Materials science company Origin Materials Inc. said it signed its first customer for its new recyclable caps business, a contract anticipated to generate $100 million in revenue over an initial two-year period.
Rich Riley, co-CEO of West Sacramento-based Origin (Nasdaq: ORGN), didn’t name the customer during a conference call with investors and analysts, but he said the new product is seeing increasing demand.
The first customer committing to $50 million per year is “an idea of the quanta per customer we can see in this business,” Riley said. “We have a robust pipeline of potential customers."
Earlier this year, West Sacramento-based Origin announced it had developed the first fully recyclable PET plastic bottle caps. All existing plastic bottle caps are made of a softer plastic that is not easily recyclable like the PET plastic that makes up most beverage bottles.
Riley said production should begin at the end of this year, and Origin anticipates revenue to begin early in 2025, ramping up quickly in 2026.
He said Origin will be first to market with PET caps.
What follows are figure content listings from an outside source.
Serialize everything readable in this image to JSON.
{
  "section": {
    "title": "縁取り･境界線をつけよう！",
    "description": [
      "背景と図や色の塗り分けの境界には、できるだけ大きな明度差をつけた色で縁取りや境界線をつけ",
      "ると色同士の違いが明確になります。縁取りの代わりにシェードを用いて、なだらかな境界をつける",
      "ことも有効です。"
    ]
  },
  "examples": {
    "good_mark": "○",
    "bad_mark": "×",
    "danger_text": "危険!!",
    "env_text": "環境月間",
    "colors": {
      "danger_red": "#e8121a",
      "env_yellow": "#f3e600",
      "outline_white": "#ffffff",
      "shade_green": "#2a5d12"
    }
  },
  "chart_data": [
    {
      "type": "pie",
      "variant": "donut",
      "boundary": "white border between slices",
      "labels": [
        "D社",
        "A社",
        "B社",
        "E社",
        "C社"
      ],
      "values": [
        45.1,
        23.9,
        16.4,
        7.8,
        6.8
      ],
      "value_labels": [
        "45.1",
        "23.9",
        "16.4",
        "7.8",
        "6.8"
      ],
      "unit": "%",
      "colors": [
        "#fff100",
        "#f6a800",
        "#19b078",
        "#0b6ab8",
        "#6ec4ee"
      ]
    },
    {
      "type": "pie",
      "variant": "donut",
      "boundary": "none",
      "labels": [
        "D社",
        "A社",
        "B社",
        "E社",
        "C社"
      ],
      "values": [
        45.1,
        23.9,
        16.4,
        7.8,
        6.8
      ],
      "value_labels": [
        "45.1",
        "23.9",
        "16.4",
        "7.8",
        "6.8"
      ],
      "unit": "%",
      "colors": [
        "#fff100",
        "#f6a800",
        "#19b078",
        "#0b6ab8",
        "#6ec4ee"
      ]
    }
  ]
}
The company will also license its technology, which will add revenue to its PET caps business.
Origin tested its cap production on high-speed machines with optical quality controls during July in Germany and Switzerland, and it produced more than 1 million caps to check quality control and production methods.
Origin launched in 2008 to perfect technology to remove petroleum from plastics, replacing oil with renewable zero-carbon biomass like scrap wood.
The company last year opened its first commercial PET plant in Canada at a cost of $130 million. Origin’s next plant in Louisiana will take several years to open and will cost more than $1.6 billion. Origin’s main goal remains to decarbonize plastic worldwide, but since building billion-dollar manufacturing plants is a financial strain on a small company, it has been looking at ways to roll out revenue-generating products using its platform to keep its balance sheet healthy.
In the European Union, Origin is also lining up customers for a fully recyclable and tethered cap, to meet EU requirements for tethering caps to bottles for a more complete circular and sustainable waste stream.
“They perform better than today’s other plastic caps," said John Bissell, co-CEO of Origin, calling the PET caps “the Holy Grail for packaging circularity.”
He said Origin’s PET caps are more effective and lighter than the softer plastic that makes up most plastic caps.
“If you are going to connect a bottle with a cap, it makes sense to use the same material,” Bissell said. It makes the return of the bottle for recycling simpler, cleaner and easier.
Origin reported a loss of $19.5 million for the second quarter, compared with a loss of $6.46 million a year earlier. Revenue in the recent quarter rose 2% to $7.03 million.
At the end of the second quarter, Origin had $132.2 million in cash, cash equivalents and marketable securities, which is enough money for the company to operate for the foreseeable future without having to raise capital through an equity sale, said Matt Plavan, chief financial officer.
The existing capital will give the company runway to make it to its expected onset of new revenue in the first quarter of 2025, which will also be the start of “significant recurring revenue” from caps and closures, Plavan said.